Montana judge criticized for 31-day sentence for ex-teacher who raped teen
(Reuters) - A prominent women's rights group criticized a Montana judge on Wednesday for handing down only a one-month sentence for a former teacher convicted of raping a 14-year-old student, whom the judge said seemed older than her age.
State District Judge G. Todd Baugh sentenced the teacher to 15 years in jail on Monday, then suspended all but 31 days of that term for the 2007 rape of Cherice Moralez, who killed herself in 2010, legal documents show. He also received credit for one day served.
In sentencing 54-year-old Stacey Rambold, the judge ignored a recommendation by prosecutors for a 20-year term with half of it suspended. Baugh described the girl as a troubled youth who "was probably as much in control of the situation" as was Rambold.
"We think the sentence is a travesty," said Marian Bradley, president of the state chapter of the National Organization for Women, adding that the group was seeking his resignation.
Referring to the judge, she added, "We think the man needs to be quiet before he endangers other women by suggesting they are to blame for being sexually assaulted."
The women's group expected hundreds of people to attend a silent protest near the judge's offices on Thursday afternoon. Meanwhile, an online petition seeking Baugh's ouster had been signed by more than 13,000 people by Wednesday afternoon.
Baugh, who according to court transcripts also said before handing down the sentence that the girl seemed "older than her chronological age," did not immediately respond to several requests for comment.
Rambold was charged by Yellowstone County prosecutors in 2008 with three counts of sexual intercourse without consent, the Montana equivalent of a rape charge, linked to Moralez, a student in a technology class he taught at Senior High School in Billings.
Moralez killed herself in 2010 before the case could go to trial. In an agreement with prosecutors later that year, Rambold admitted to a single count of sexual intercourse without consent and prosecutors agreed to postpone the case for three years and dismiss it entirely if Rambold completed sex offender treatment.
Prosecutors reinstated the case after being notified last year by the treatment center that Rambold, who was suspended in 2008 from his teaching post and later resigned, had been dismissed from the program for violating its rules.
In April, Rambold pleaded guilty to the rape charge stemming from the 2007 assault of Moralez in his Billings home, according to legal documents.
The girl's mother, Auliea Hanlon, had testified prior to sentencing that she wanted him put behind bars, saying she believed Rambold's actions were a "major factor" in her daughter's suicide.
"Cherice has paid for the consequences of his actions.
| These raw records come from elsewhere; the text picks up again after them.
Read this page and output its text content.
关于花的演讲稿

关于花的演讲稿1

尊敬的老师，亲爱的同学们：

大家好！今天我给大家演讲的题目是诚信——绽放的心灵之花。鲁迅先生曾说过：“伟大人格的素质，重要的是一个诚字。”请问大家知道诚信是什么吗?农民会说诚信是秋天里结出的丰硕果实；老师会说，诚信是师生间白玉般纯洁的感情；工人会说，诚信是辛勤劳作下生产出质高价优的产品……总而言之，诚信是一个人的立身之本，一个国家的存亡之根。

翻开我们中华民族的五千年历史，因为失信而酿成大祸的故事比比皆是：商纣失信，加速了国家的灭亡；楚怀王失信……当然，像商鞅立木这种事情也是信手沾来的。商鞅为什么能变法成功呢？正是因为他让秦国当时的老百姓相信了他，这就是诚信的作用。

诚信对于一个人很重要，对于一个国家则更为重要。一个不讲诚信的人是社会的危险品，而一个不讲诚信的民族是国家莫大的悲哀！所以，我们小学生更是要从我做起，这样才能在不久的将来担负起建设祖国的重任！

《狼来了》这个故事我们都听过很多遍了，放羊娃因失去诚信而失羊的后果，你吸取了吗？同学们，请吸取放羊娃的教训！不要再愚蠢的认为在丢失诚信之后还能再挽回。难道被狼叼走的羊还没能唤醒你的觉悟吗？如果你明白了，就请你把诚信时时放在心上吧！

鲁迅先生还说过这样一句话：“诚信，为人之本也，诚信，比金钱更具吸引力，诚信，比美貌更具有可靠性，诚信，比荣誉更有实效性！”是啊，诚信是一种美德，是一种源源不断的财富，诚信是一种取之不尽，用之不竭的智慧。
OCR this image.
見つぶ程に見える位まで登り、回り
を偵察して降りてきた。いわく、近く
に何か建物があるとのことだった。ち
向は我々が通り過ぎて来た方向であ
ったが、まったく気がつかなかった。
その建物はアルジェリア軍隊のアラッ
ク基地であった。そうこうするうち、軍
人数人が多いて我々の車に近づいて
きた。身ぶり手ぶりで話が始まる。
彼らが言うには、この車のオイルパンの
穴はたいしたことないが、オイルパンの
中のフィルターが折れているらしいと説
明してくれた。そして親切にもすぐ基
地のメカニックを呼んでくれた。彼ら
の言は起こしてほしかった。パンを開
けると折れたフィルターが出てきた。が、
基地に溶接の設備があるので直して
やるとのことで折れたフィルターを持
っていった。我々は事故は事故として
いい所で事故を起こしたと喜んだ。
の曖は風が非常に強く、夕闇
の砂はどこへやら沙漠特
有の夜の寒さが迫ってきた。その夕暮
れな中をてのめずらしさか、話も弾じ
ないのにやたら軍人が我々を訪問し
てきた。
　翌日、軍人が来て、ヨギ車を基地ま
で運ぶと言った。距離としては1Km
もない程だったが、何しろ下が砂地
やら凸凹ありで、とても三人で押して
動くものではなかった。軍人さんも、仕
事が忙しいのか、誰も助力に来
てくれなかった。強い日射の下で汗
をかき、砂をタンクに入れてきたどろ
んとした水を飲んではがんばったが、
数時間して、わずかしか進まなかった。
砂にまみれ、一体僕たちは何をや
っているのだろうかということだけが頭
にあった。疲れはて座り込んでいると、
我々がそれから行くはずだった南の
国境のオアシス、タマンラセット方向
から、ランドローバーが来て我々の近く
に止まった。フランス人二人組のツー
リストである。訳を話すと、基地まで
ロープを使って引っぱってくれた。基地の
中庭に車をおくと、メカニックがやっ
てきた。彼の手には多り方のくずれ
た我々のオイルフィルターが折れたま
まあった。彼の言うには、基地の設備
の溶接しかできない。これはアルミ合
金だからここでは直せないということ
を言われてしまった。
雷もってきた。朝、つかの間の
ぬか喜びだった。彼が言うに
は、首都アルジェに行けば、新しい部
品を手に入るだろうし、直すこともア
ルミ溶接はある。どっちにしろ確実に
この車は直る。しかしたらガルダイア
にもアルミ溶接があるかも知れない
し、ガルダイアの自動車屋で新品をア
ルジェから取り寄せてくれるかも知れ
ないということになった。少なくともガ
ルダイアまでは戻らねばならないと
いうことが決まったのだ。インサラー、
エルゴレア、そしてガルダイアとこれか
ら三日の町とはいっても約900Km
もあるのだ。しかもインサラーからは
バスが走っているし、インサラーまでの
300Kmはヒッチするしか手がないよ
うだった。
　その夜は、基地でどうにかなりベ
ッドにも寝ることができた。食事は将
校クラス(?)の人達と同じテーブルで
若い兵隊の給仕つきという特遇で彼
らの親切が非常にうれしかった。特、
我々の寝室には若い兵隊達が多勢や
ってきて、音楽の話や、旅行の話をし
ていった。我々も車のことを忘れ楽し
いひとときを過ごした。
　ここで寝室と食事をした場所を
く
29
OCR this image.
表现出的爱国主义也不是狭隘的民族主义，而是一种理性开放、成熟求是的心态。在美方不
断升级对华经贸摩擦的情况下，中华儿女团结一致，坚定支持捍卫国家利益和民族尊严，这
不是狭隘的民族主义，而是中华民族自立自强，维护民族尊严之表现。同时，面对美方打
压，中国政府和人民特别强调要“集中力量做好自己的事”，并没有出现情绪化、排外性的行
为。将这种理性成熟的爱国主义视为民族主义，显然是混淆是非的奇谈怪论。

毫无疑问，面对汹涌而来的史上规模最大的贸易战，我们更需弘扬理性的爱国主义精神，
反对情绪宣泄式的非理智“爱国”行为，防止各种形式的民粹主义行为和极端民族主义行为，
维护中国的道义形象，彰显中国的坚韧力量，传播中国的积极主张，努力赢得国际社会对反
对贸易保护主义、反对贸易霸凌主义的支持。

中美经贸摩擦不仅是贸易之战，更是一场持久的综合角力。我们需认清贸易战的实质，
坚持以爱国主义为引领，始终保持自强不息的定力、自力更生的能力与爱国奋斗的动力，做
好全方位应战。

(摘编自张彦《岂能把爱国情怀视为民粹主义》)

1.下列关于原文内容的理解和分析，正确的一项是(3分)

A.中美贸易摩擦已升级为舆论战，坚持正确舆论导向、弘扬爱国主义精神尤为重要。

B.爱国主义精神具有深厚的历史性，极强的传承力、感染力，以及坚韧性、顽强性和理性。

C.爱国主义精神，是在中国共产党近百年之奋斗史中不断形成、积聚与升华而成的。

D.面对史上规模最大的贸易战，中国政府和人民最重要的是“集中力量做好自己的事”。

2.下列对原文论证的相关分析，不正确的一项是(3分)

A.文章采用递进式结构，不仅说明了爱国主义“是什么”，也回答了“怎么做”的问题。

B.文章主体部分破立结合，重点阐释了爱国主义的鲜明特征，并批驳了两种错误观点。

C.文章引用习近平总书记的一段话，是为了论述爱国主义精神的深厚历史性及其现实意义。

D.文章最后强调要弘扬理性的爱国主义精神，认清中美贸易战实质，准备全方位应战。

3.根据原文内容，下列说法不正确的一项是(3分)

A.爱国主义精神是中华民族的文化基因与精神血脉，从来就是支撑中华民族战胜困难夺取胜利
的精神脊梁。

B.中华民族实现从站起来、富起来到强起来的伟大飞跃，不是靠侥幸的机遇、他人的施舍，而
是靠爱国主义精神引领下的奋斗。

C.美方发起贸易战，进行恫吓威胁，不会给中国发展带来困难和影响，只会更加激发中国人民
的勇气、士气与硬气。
He was on paid leave while she was being blamed and ostracized and ridiculed by her peers," she said. "He was as free as a bird while she was getting threatened and treated like trash every day."
Yellowstone County Attorney Scott Twito said he and his team of prosecutors were reviewing the sentencing - as they do in all such cases - with an eye toward any procedural or legal errors that might allow an appeal.
He said Hanlon, the girl's mother, was rightfully frustrated: "She is a victim in this as is her poor daughter, who is no longer with us."